Au terme de quatre semaines de débats, et après les plaidoiries des parties civiles, les deux représentantes du parquet national antiterroriste (Pnat) ont pendant six heures et demi livré un réquisitoire méthodique et sans concession.
"Nous ne sommes pas dans une affaire financière mais dans une affaire de nature terroriste", a d’emblée précisé Aurélie Valente. Pour la procureure, "peu importe le niveau d'élaboration des circuits financiers", "seule compte la finalité des flux financiers".
Lafarge est soupçonné d'avoir versé en 2013 et 2014, via sa filiale syrienne Lafarge Cement Syria (LCS), plusieurs millions d'euros à des groupes terroristes dont Daesh afin de maintenir l'activité d'une cimenterie à Jalabiya, dans le nord de la Syrie, alors que les autres entreprises étrangères avaient plié bagage.

“Ce n’est pas une affaire financière”
Dans leurs réquisitions, les magistrates ont expliqué avoir retenu "l'absence totale d'adhésion à l'idéologie jihadiste" des personnes jugées, mais elles ont aussi insisté sur l'"extrême gravité des faits" et "l'absence de reconnaissance" des prévenus, qui n'ont pas exprimé de "regrets" lors des débats.
Contre l'ex-PDG du groupe, Bruno Lafont, qui a réfuté avoir été au courant des versements illicites, le Pnat a demandé six ans d'emprisonnement, 225.000 euros d'amende et une interdiction d'exercer une fonction commerciale ou industrielle ou de gérer une entreprise pendant 10 ans. Les emails présentés durant le procès montrent que sa secrétaire recevait sous plis confidentiel le détails des paiements et des activités de l’usine syrienne.
Selon le Pnat, il était bien informé et a "donné des directives claires" pour maintenir l'activité de l'usine, "un choix purement économique, ahurissant de cynisme".
La peine d'emprisonnement la plus lourde requise, de huit ans, concerne l'intermédiaire syrien Firas Tlass, visé par un mandat d'arrêt international et réfugié à Dubaï.
Concernant la personne morale, la société Lafarge SA, le ministère public a aussi demandé la confiscation partielle de son patrimoine à hauteur de 30 millions d'euros.
Le Pnat a en outre réclamé à l'encontre de quatre des prévenus, dont Bruno Lafont, et de la société une amende douanière solidaire de 4,570 millions d'euros, pour le non-respect des sanctions financières internationales, autre infraction au cœur du procès.
Le mercantilisme poussé à l’extrême
"C'est l'histoire d'un dérapage, d'un dévoiement qui fait que la société Lafarge, fleuron de l'industrie française, en est venue à financer des organisations terroristes, dans une seule visée: mercantile", a estimé Aurélie Valente.

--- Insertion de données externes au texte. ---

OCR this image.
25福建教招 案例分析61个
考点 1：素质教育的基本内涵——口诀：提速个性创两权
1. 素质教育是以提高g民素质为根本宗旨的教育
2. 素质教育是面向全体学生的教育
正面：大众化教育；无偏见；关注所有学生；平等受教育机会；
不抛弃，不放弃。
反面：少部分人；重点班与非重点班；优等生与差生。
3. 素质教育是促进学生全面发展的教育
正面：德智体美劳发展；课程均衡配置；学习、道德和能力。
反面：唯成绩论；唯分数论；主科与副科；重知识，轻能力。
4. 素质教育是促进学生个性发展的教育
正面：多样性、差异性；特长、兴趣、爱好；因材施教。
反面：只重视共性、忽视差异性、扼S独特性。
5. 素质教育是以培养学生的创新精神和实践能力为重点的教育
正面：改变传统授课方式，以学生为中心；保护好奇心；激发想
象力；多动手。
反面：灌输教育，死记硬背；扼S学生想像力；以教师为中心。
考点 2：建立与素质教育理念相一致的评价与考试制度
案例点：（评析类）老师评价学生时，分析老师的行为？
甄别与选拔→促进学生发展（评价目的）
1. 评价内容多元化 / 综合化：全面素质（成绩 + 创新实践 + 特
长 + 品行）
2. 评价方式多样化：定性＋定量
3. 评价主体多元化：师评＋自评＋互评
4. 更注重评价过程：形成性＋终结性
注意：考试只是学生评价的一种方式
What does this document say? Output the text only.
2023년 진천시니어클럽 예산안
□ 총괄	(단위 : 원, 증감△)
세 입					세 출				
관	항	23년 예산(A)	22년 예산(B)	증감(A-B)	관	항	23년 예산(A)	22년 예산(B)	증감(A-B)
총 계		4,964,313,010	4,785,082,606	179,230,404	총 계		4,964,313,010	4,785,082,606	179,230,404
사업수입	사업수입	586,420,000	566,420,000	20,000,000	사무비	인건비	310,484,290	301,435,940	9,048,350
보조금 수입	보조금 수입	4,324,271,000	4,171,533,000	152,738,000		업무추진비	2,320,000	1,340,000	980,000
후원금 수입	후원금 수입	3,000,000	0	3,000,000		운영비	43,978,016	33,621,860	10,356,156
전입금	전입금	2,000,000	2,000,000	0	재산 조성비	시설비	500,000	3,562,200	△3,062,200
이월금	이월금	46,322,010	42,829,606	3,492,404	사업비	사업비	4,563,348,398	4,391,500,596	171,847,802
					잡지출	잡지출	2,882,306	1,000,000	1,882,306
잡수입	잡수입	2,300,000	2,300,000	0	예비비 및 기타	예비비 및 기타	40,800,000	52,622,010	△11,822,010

Elle a dénoncé un "fonctionnement systémique" de la société, qui en est venue à considérer les organisations terroristes comme des "partenaires économiques, des interlocuteurs commerciaux".
Pour le Pnat, les versements aux groupes classés comme "terroristes" a atteint un montant minimal de près de 4,7 millions d'euros.
Les prévenus ont expliqué avoir été l'objet de "racket" de la part des différentes factions armées qui encerclaient l'usine, et y avoir cédé, pensant que la situation ne durerait pas aussi longtemps. Une thèse balayée par l'accusation qui a également réfuté la ligne de défense consistant à dire que les autorités françaises - diplomatie et services de renseignement - avaient incité Lafarge à rester en Syrie.
"LCS a été cet animal assurément commercial (...) qui a nourri à coups de millions d'euros la bête jihadiste", a asséné l'autre représentante du ministère public, Olga Martin-Belliard.
La société avait déjà accepté de payer une amende de 778 millions de dollars aux États-Unis dans le cadre d'un accord de plaider-coupable pour les mêmes faits.
La défense doit plaider jusqu'au 19 décembre. Le délibéré est attendu en 2026.